Once I got the LDAP browser working, all I needed to do was find the appropriate OU that contained my groups users, copy the DN and paste it into the Users/Groups Base DN on the LDAP User Folder configuration screen. From there it was dead easy to get everything working.
Options for using LDAP User Folder in Plone
You can replace the Plone user folder or replace the user folder in GRUF with the LDAP user folder. If you replace the Plone user folder, all you need to do is
map LDAP groups to whichever zope roles you want them to have. You can then assign
local roles to groups by using LDAP satellite user folders. Each satellite lets you map LDAP groups to whichever roles you want to give them in that folder. I like this better than using normal local roles. It is easier to manage and more explicit.

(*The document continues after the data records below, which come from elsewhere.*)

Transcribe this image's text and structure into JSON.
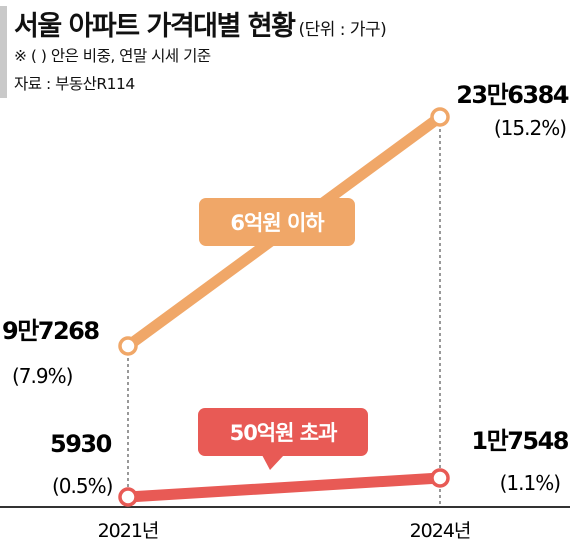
{
  "header": {
    "title": "서울 아파트 가격대별 현황",
    "unit": "(단위 : 가구)",
    "note": "※ (   ) 안은 비중, 연말 시세 기준",
    "source": "자료 : 부동산R114"
  },
  "colors": {
    "series_low": "#f0a768",
    "series_high": "#e85a55",
    "axis": "#333333",
    "guide": "#555555"
  },
  "chart_data": {
    "type": "line",
    "x": [
      "2021년",
      "2024년"
    ],
    "series": [
      {
        "name": "6억원 이하",
        "values": [
          97268,
          236384
        ],
        "labels": [
          "9만7268",
          "23만6384"
        ],
        "shares": [
          "(7.9%)",
          "(15.2%)"
        ]
      },
      {
        "name": "50억원 초과",
        "values": [
          5930,
          17548
        ],
        "labels": [
          "5930",
          "1만7548"
        ],
        "shares": [
          "(0.5%)",
          "(1.1%)"
        ]
      }
    ],
    "ylim": [
      0,
      240000
    ],
    "grid": false
  }
}
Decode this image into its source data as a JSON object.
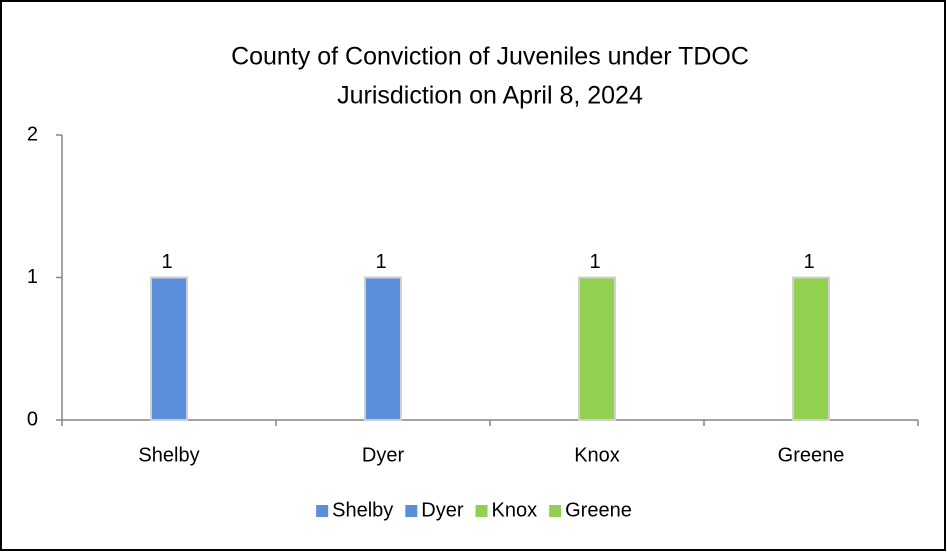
{
  "chart_data": {
    "type": "bar",
    "title": [
      "County of Conviction of Juveniles under TDOC",
      "Jurisdiction on April 8, 2024"
    ],
    "categories": [
      "Shelby",
      "Dyer",
      "Knox",
      "Greene"
    ],
    "values": [
      1,
      1,
      1,
      1
    ],
    "colors": [
      "#5b8fdc",
      "#5b8fdc",
      "#92d050",
      "#92d050"
    ],
    "ylim": [
      0,
      2
    ],
    "yticks": [
      0,
      1,
      2
    ],
    "grid": false,
    "data_labels": true,
    "legend": "bottom"
  }
}
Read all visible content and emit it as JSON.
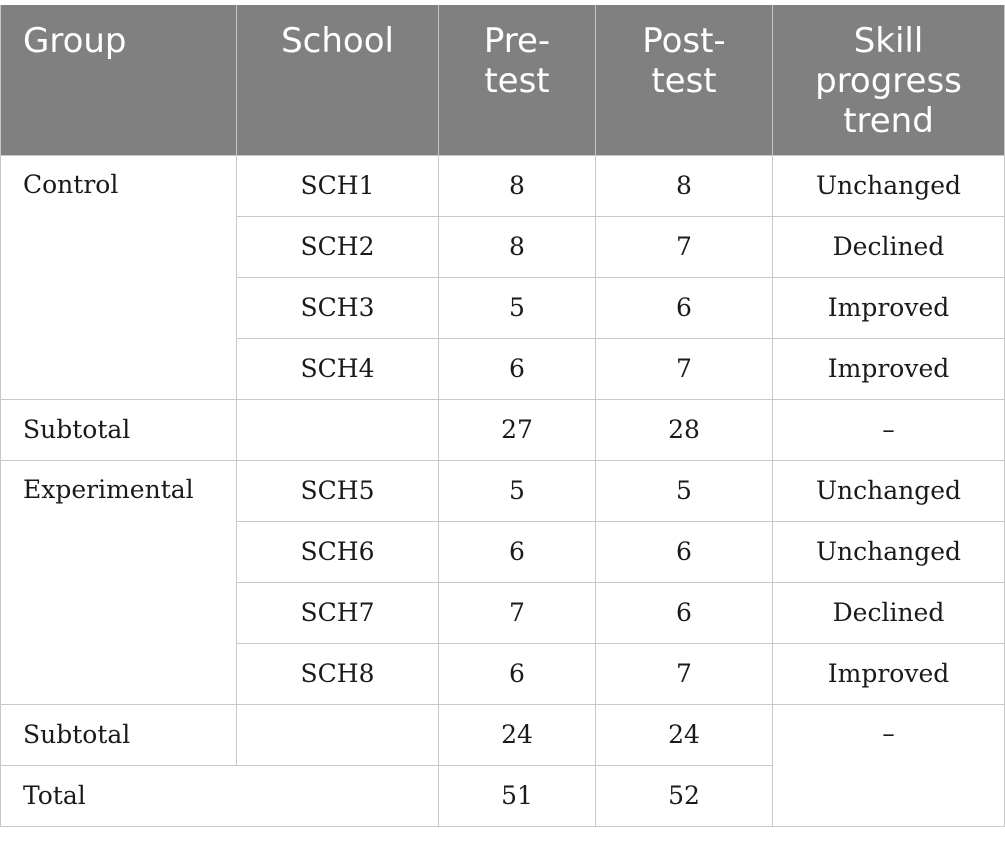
{
  "headers": {
    "group": "Group",
    "school": "School",
    "pretest": "Pre-test",
    "posttest": "Post-test",
    "trend": "Skill progress trend"
  },
  "control": {
    "group": "Control",
    "rows": [
      {
        "school": "SCH1",
        "pre": "8",
        "post": "8",
        "trend": "Unchanged"
      },
      {
        "school": "SCH2",
        "pre": "8",
        "post": "7",
        "trend": "Declined"
      },
      {
        "school": "SCH3",
        "pre": "5",
        "post": "6",
        "trend": "Improved"
      },
      {
        "school": "SCH4",
        "pre": "6",
        "post": "7",
        "trend": "Improved"
      }
    ],
    "subtotal": {
      "label": "Subtotal",
      "pre": "27",
      "post": "28",
      "trend": "–"
    }
  },
  "experimental": {
    "group": "Experimental",
    "rows": [
      {
        "school": "SCH5",
        "pre": "5",
        "post": "5",
        "trend": "Unchanged"
      },
      {
        "school": "SCH6",
        "pre": "6",
        "post": "6",
        "trend": "Unchanged"
      },
      {
        "school": "SCH7",
        "pre": "7",
        "post": "6",
        "trend": "Declined"
      },
      {
        "school": "SCH8",
        "pre": "6",
        "post": "7",
        "trend": "Improved"
      }
    ],
    "subtotal": {
      "label": "Subtotal",
      "pre": "24",
      "post": "24",
      "trend": "–"
    }
  },
  "total": {
    "label": "Total",
    "pre": "51",
    "post": "52"
  }
}
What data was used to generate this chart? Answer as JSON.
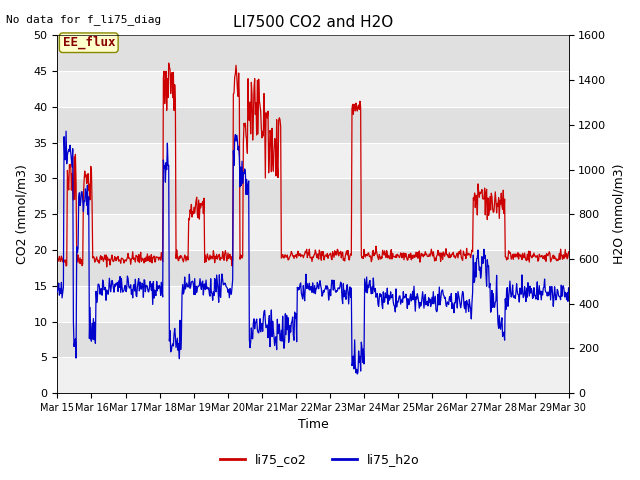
{
  "title": "LI7500 CO2 and H2O",
  "top_left_text": "No data for f_li75_diag",
  "xlabel": "Time",
  "ylabel_left": "CO2 (mmol/m3)",
  "ylabel_right": "H2O (mmol/m3)",
  "ylim_left": [
    0,
    50
  ],
  "ylim_right": [
    0,
    1600
  ],
  "yticks_left": [
    0,
    5,
    10,
    15,
    20,
    25,
    30,
    35,
    40,
    45,
    50
  ],
  "yticks_right": [
    0,
    200,
    400,
    600,
    800,
    1000,
    1200,
    1400,
    1600
  ],
  "xtick_labels": [
    "Mar 15",
    "Mar 16",
    "Mar 17",
    "Mar 18",
    "Mar 19",
    "Mar 20",
    "Mar 21",
    "Mar 22",
    "Mar 23",
    "Mar 24",
    "Mar 25",
    "Mar 26",
    "Mar 27",
    "Mar 28",
    "Mar 29",
    "Mar 30"
  ],
  "co2_color": "#cc0000",
  "h2o_color": "#0000cc",
  "fig_bg": "#ffffff",
  "plot_bg_light": "#f0f0f0",
  "plot_bg_dark": "#e0e0e0",
  "legend_label_co2": "li75_co2",
  "legend_label_h2o": "li75_h2o",
  "annotation_label": "EE_flux",
  "annotation_color": "#880000",
  "annotation_bg": "#ffffcc",
  "annotation_border": "#888800",
  "seed": 42
}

The other option is to use LDAPuf with GRUF. It was easy to replace the GRUF user folder with LDAP uf, the interesting thing is getting the groups to work automatically. I tried replacing the group folder in GRUF as the source of the groups, with the content type set to group, but although this is supposed to work in the most recent version by setting the content type, it did not. It also looks like it should work if you have your groups logically seperated from your users in your AD server. For now, I'm manually creating the groups in the standard GRUF group folder and mapping the LDAP groups to the manually created GRUF groups. However, this gives no advantage over using plain LDAP uf with satellites. I guess the advantage would come if you want to use multiple user sources with GRUF2.
Anyway, I hope these few added note are useful to someone.